Muscle-driven bipedal robot that can mimic human gait and make sharp turns

Compared with robots, human limbs are extremely flexible, capable of fine movements, and can efficiently convert energy into motion. Inspired by human gait, Japanese researchers combined muscle tissue and artificial materials to create a bipedal biohybrid robot that can walk and rotate. The relevant paper was published in the journal Matter on the 26th.

Bipedal biohybrid robot.
Image credit: Takeuchi Laboratory, University of Tokyo

The corresponding author of the paper, Professor Masaharu Takeuchi of the University of Tokyo, said that biohybrid robots are a fusion of biology and mechanics, a new field of robots characterized by biological functions. Using muscles as actuators, researchers can build a compact robot and achieve efficient and silent movement through a soft touch.

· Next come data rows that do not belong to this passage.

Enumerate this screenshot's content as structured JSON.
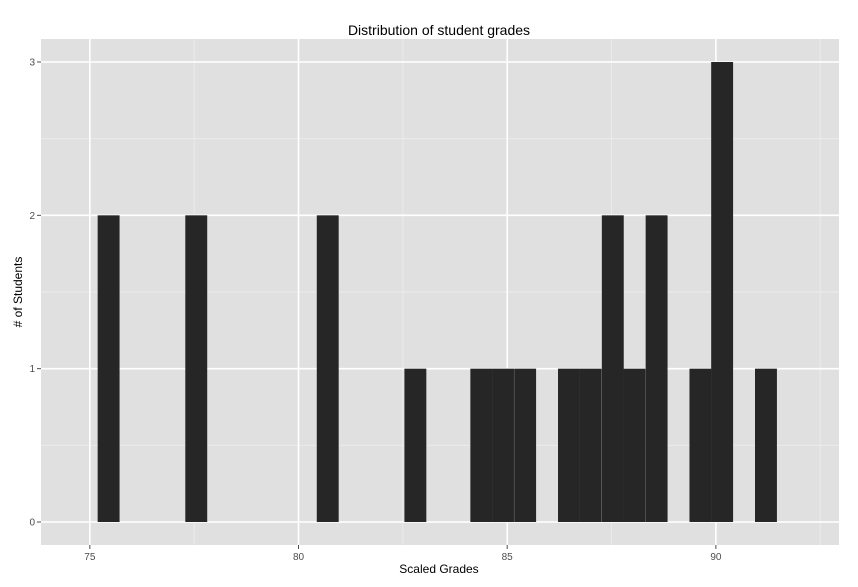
{
  "chart_data": {
    "type": "bar",
    "title": "Distribution of student grades",
    "xlabel": "Scaled Grades",
    "ylabel": "# of Students",
    "xlim": [
      73.83,
      92.95
    ],
    "ylim": [
      -0.15,
      3.15
    ],
    "x_ticks": [
      75,
      80,
      85,
      90
    ],
    "y_ticks": [
      0,
      1,
      2,
      3
    ],
    "bin_width": 0.525,
    "grid": true,
    "legend": "none",
    "colors": {
      "panel": "#e0e0e0",
      "grid_major": "#ffffff",
      "grid_minor": "#ebebeb",
      "bar": "#262626"
    },
    "bars": [
      {
        "x": 75.45,
        "count": 2
      },
      {
        "x": 77.55,
        "count": 2
      },
      {
        "x": 80.7,
        "count": 2
      },
      {
        "x": 82.8,
        "count": 1
      },
      {
        "x": 84.38,
        "count": 1
      },
      {
        "x": 84.9,
        "count": 1
      },
      {
        "x": 85.43,
        "count": 1
      },
      {
        "x": 86.48,
        "count": 1
      },
      {
        "x": 87.0,
        "count": 1
      },
      {
        "x": 87.53,
        "count": 2
      },
      {
        "x": 88.05,
        "count": 1
      },
      {
        "x": 88.58,
        "count": 2
      },
      {
        "x": 89.63,
        "count": 1
      },
      {
        "x": 90.15,
        "count": 3
      },
      {
        "x": 91.2,
        "count": 1
      }
    ]
  }
}
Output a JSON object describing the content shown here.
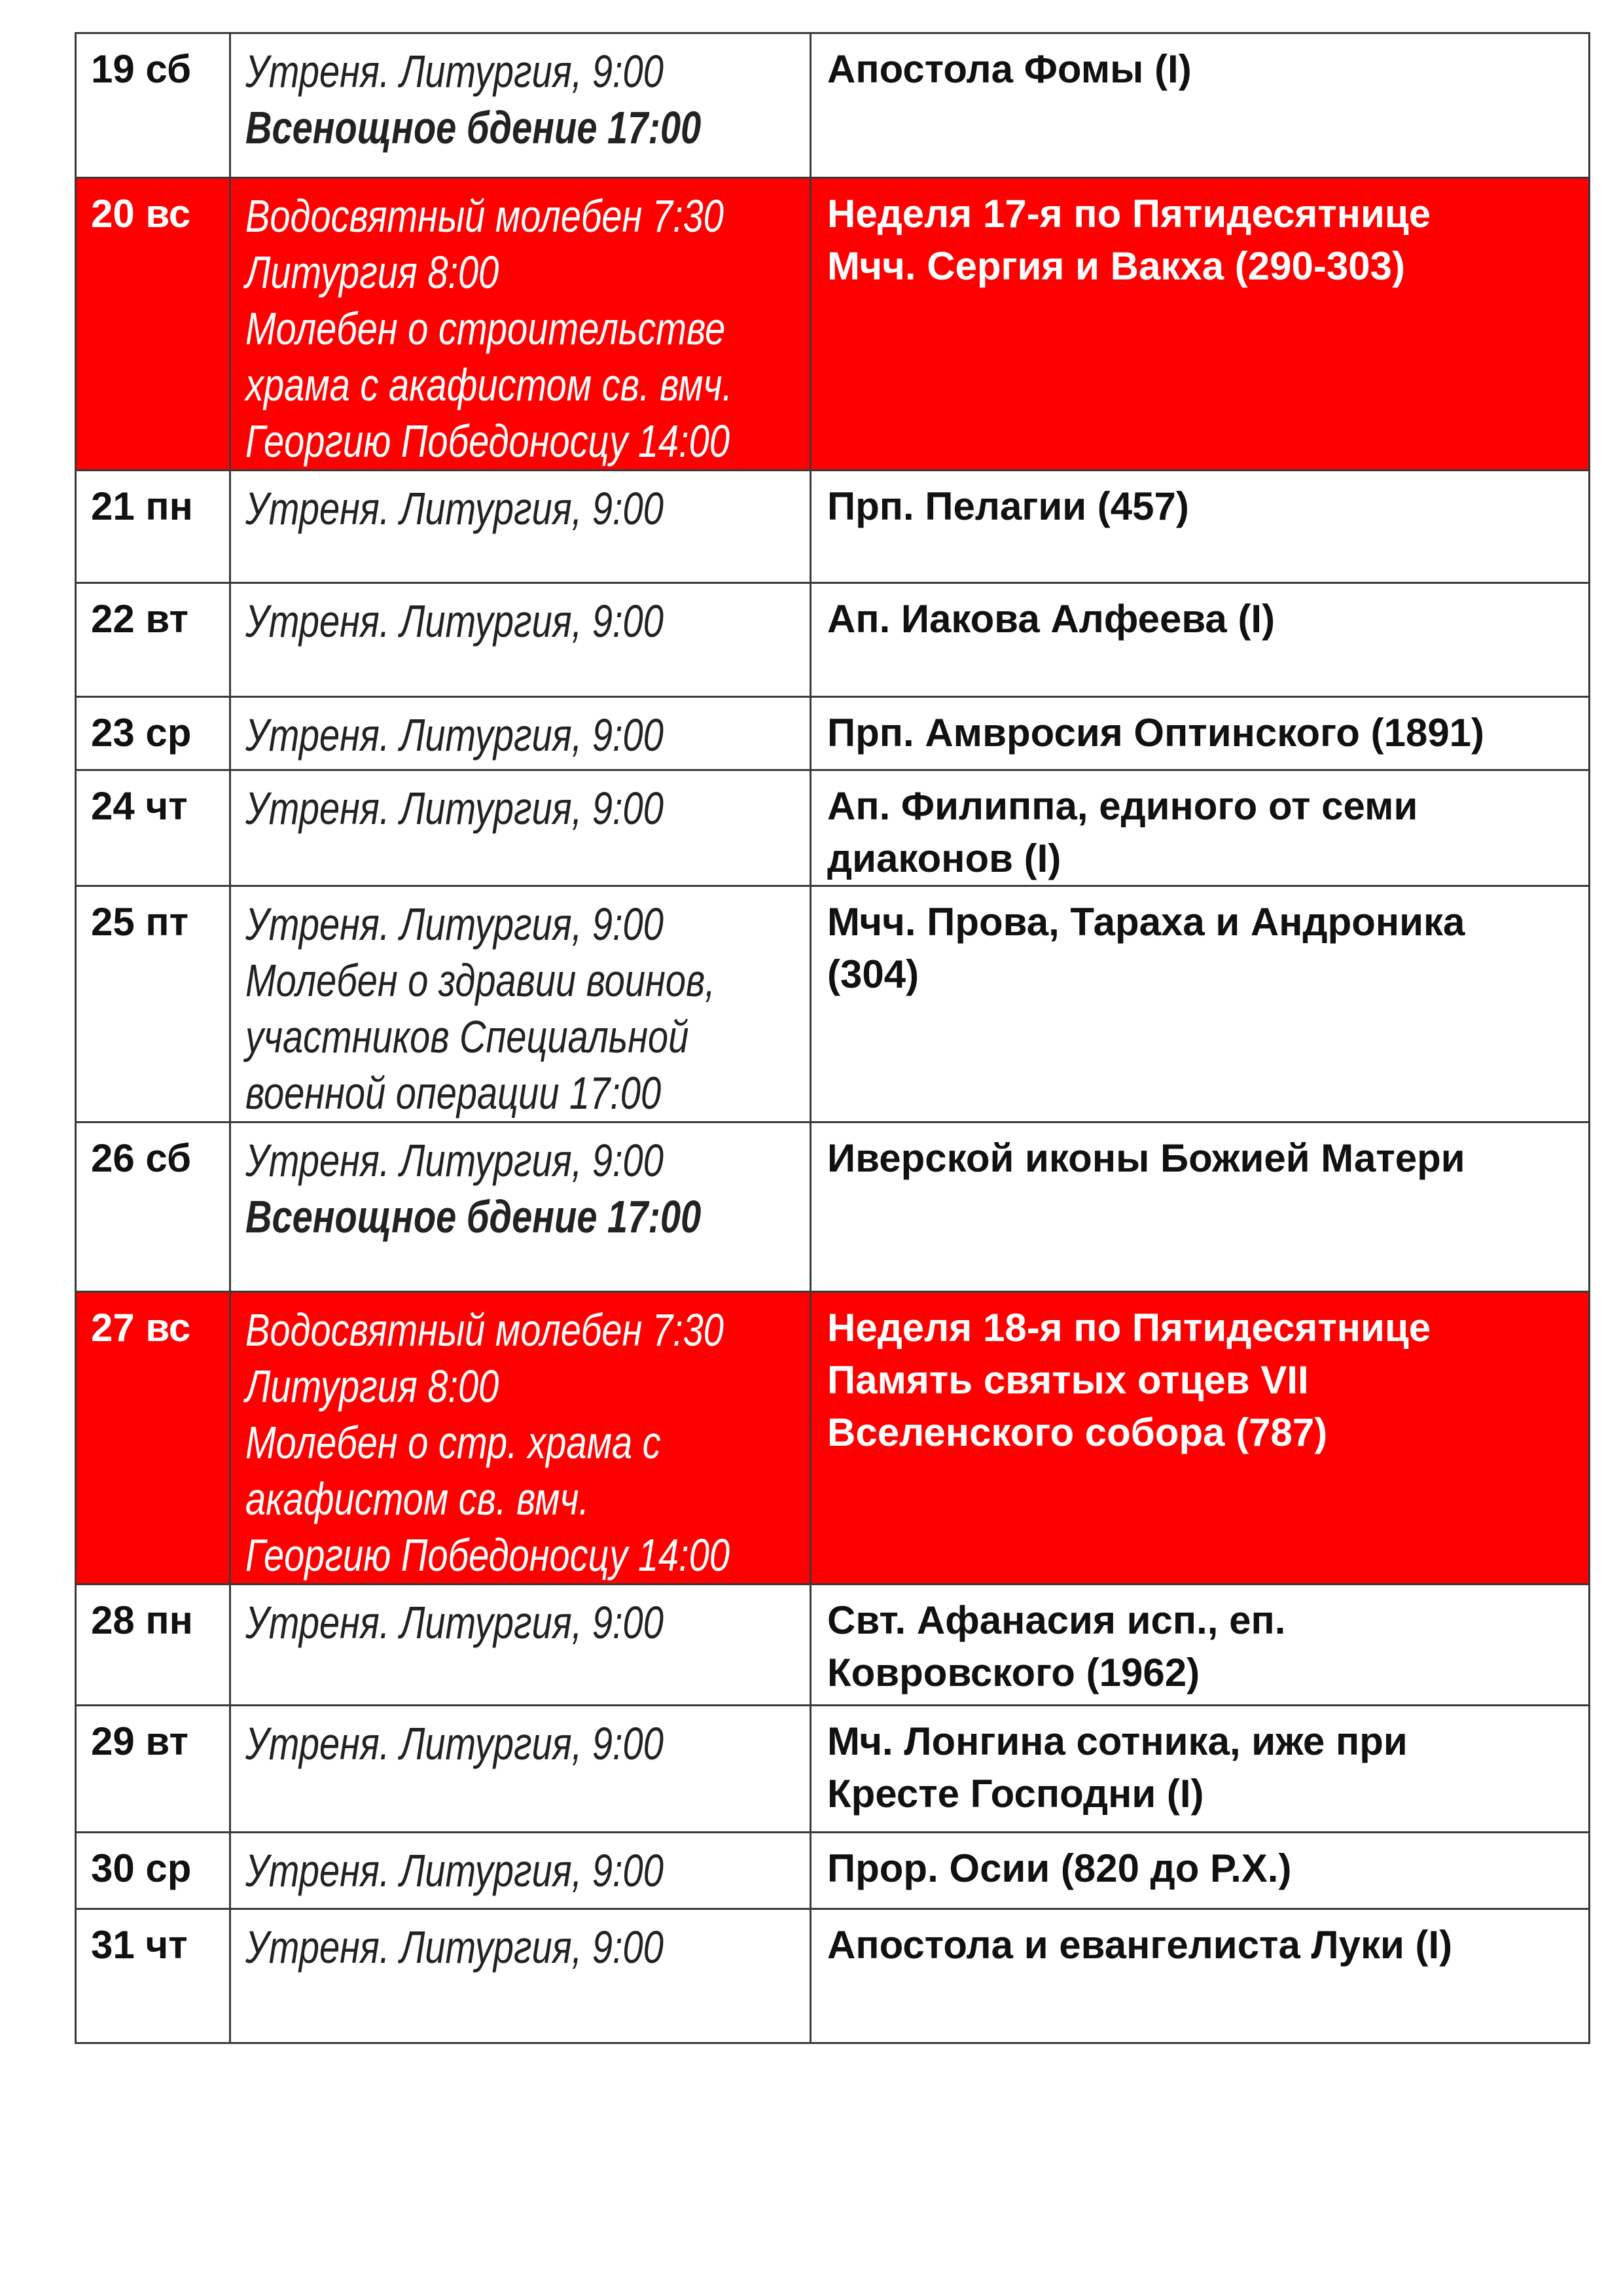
{
  "accent_color": "#ff0000",
  "rows": [
    {
      "day": "19 сб",
      "services": [
        "Утреня. Литургия, 9:00",
        "Всенощное бдение 17:00"
      ],
      "bold_service": 1,
      "feast": [
        "Апостола Фомы (I)"
      ],
      "highlight": false
    },
    {
      "day": "20 вс",
      "services": [
        "Водосвятный молебен 7:30",
        "Литургия 8:00",
        "Молебен о строительстве",
        "храма с акафистом св. вмч.",
        "Георгию Победоносцу 14:00"
      ],
      "feast": [
        "Неделя 17-я по Пятидесятнице",
        "Мчч. Сергия и Вакха (290-303)"
      ],
      "highlight": true
    },
    {
      "day": "21 пн",
      "services": [
        "Утреня. Литургия, 9:00"
      ],
      "feast": [
        "Прп. Пелагии (457)"
      ],
      "highlight": false
    },
    {
      "day": "22 вт",
      "services": [
        "Утреня. Литургия, 9:00"
      ],
      "feast": [
        "Ап. Иакова Алфеева (I)"
      ],
      "highlight": false
    },
    {
      "day": "23 ср",
      "services": [
        "Утреня. Литургия, 9:00"
      ],
      "feast": [
        "Прп. Амвросия Оптинского (1891)"
      ],
      "highlight": false
    },
    {
      "day": "24 чт",
      "services": [
        "Утреня. Литургия, 9:00"
      ],
      "feast": [
        "Ап. Филиппа, единого от семи",
        "диаконов (I)"
      ],
      "highlight": false
    },
    {
      "day": "25 пт",
      "services": [
        "Утреня. Литургия, 9:00",
        "Молебен о здравии воинов,",
        "участников Специальной",
        "военной операции 17:00"
      ],
      "feast": [
        "Мчч. Прова, Тараха и Андроника",
        "(304)"
      ],
      "highlight": false
    },
    {
      "day": "26 сб",
      "services": [
        "Утреня. Литургия, 9:00",
        "Всенощное бдение 17:00"
      ],
      "bold_service": 1,
      "feast": [
        "Иверской иконы Божией Матери"
      ],
      "highlight": false
    },
    {
      "day": "27 вс",
      "services": [
        "Водосвятный молебен 7:30",
        "Литургия 8:00",
        "Молебен о стр. храма с",
        "акафистом св. вмч.",
        "Георгию Победоносцу 14:00"
      ],
      "feast": [
        "Неделя 18-я по Пятидесятнице",
        "Память святых отцев VII",
        "Вселенского собора (787)"
      ],
      "highlight": true
    },
    {
      "day": "28 пн",
      "services": [
        "Утреня. Литургия, 9:00"
      ],
      "feast": [
        "Свт. Афанасия исп., еп.",
        "Ковровского (1962)"
      ],
      "highlight": false
    },
    {
      "day": "29 вт",
      "services": [
        "Утреня. Литургия, 9:00"
      ],
      "feast": [
        "Мч. Лонгина сотника, иже при",
        "Кресте Господни (I)"
      ],
      "highlight": false
    },
    {
      "day": "30 ср",
      "services": [
        "Утреня. Литургия, 9:00"
      ],
      "feast": [
        "Прор. Осии (820 до Р.Х.)"
      ],
      "highlight": false
    },
    {
      "day": "31 чт",
      "services": [
        "Утреня. Литургия, 9:00"
      ],
      "feast": [
        "Апостола и евангелиста Луки (I)"
      ],
      "highlight": false
    }
  ]
}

The robot has an innovative bipedal design that builds on previous biohybrid robots that used muscle. Currently, muscle tissue can drive biohybrid robots to crawl forward, swim in a straight line, and turn, but not to make sharp turns. However, being able to rotate and make sharp turns are essential features that robots need to avoid obstacles.

To build a robot with more flexible and delicate movements, researchers designed a biohybrid robot that mimics human gait and operates in water. The robot has a foam buoy top and weighted legs that help it stand upright underwater. The robot's skeleton is made mainly of silicone rubber, which can bend to accommodate muscle movement. The researchers then attached strips of skeletal muscle tissue grown in the laboratory to the silicone rubber and two legs.

When the researchers stimulated the muscle tissue with electricity, the muscle contracted and lifted the leg; when the current was removed, the heel landed forward. By alternating electrical stimulation between the left and right legs every 5 seconds, the biohybrid robot was able to walk at a speed of 5.4 mm/minute.

To turn, the researchers repeatedly tapped the right leg every five seconds, using the left leg as an anchor. The robot completed a 90-degree left turn in 62 seconds.

Before upgrading the robot with more biological components, the team must integrate a nutrient supply system to maintain living tissue and the device structure, allowing the robot to operate in air, the researchers said.

In recent years, many scientists have been committed to making robots "evolve" to be more like humans: not only to train them to chat and think like humans, but also to make them look more like humans. This is very useful. For example, if the food delivery robots in hotels, the guide robots in hospitals, and the accompanying robots in nursing homes are stiff and cold in appearance and speech, the user experience will inevitably be greatly reduced. On the other hand, if the appearance and chat style of these service robots can be made more like humans, users can experience the "warmth" of robots, thereby greatly enhancing the value of service robots.